Donnerstag, 19. Juni 2014

Pilav - türkischer Reis


Pilav ist im ganzen Nahen Osten als Beilage beliebt. Besonders gut schmeckt er mir zu Gegrilltem, mit leicht scharfen Saucen. Er ist einfach in der Zubereitung und die Menge der Zutaten in dieser Grundvariante ist überschaubar.

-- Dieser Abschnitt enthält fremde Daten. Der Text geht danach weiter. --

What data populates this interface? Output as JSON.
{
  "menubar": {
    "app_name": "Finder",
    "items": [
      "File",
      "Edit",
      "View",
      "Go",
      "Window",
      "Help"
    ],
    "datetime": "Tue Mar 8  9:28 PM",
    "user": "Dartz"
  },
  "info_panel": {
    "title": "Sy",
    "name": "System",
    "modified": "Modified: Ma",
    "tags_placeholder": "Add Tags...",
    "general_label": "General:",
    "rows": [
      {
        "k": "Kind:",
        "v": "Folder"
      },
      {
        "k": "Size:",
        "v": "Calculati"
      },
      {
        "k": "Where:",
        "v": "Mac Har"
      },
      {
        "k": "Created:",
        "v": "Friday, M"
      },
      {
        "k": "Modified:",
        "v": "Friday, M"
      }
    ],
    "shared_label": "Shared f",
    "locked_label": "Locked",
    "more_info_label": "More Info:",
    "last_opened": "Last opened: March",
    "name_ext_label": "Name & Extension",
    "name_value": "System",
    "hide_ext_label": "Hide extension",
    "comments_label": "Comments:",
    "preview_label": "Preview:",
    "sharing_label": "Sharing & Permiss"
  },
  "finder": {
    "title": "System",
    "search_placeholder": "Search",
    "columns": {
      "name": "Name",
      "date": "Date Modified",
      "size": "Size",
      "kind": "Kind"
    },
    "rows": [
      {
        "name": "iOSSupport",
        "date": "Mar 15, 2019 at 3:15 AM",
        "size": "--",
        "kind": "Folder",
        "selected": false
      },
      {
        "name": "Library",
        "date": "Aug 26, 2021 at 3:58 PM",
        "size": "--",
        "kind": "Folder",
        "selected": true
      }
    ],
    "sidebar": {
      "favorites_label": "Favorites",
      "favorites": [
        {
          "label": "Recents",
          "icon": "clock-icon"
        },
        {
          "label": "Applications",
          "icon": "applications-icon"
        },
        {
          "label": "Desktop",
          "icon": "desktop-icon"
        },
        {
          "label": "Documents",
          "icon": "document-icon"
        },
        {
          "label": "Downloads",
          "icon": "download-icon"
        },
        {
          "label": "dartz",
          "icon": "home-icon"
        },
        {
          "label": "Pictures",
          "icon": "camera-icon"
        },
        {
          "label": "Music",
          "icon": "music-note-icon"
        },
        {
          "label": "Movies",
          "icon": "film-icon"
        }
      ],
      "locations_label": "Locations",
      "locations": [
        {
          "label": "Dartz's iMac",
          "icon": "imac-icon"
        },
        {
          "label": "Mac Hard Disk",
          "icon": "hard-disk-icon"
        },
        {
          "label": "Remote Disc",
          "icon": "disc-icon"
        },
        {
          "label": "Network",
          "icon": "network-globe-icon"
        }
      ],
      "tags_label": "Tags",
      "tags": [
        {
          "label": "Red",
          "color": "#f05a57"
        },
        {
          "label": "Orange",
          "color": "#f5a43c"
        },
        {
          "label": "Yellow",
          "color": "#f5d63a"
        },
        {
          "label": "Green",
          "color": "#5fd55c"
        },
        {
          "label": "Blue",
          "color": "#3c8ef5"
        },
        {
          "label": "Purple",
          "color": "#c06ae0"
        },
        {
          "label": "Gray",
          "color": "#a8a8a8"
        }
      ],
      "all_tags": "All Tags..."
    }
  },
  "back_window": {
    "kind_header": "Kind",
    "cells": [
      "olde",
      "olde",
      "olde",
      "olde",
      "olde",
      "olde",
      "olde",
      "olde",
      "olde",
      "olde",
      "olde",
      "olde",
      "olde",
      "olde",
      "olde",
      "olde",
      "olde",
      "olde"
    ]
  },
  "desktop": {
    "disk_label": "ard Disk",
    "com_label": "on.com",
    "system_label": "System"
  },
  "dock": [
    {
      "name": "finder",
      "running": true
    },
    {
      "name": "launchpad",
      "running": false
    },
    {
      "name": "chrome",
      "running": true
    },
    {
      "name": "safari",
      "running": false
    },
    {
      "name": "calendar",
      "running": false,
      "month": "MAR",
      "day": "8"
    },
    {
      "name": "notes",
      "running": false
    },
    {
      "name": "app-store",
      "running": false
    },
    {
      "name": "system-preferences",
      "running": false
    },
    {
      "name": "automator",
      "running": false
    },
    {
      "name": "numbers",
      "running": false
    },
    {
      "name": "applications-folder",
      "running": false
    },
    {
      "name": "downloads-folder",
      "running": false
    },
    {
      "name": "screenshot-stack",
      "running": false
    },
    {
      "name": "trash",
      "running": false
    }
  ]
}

Die hier verwendeten Reisnudeln heißen in der Türkei Arpa Sehriye, in Griechenland Kritharáki und in Italien Orzo oder Risoni. Es handelt sich hierbei um Pasta in der Form von Reiskörnern.



Wir brauchen:
  • 2 Tassen Langkornreis (türkischer Reis, ich habe jedoch Basmati genommen)
  • 1/2 Tasse Reisnudeln 
  • 5 EL neutrales Öl
  • 2 EL Butter
  • 3 Tassen warmes Wasser
  • Salz

Der Reis wird zunächst zwei Zentimeter hoch mit Wasser bedeckt und muss mindestens dreißig Minuten quellen. Dabei wird auch viel der Stärke ausgewaschen. Je wärmer das Wasser dabei ist, desto besser kann dies geschehen. Optimal wäre sogar kochendes Wasser. Man kann hier schon etwas Salz mit dazugeben.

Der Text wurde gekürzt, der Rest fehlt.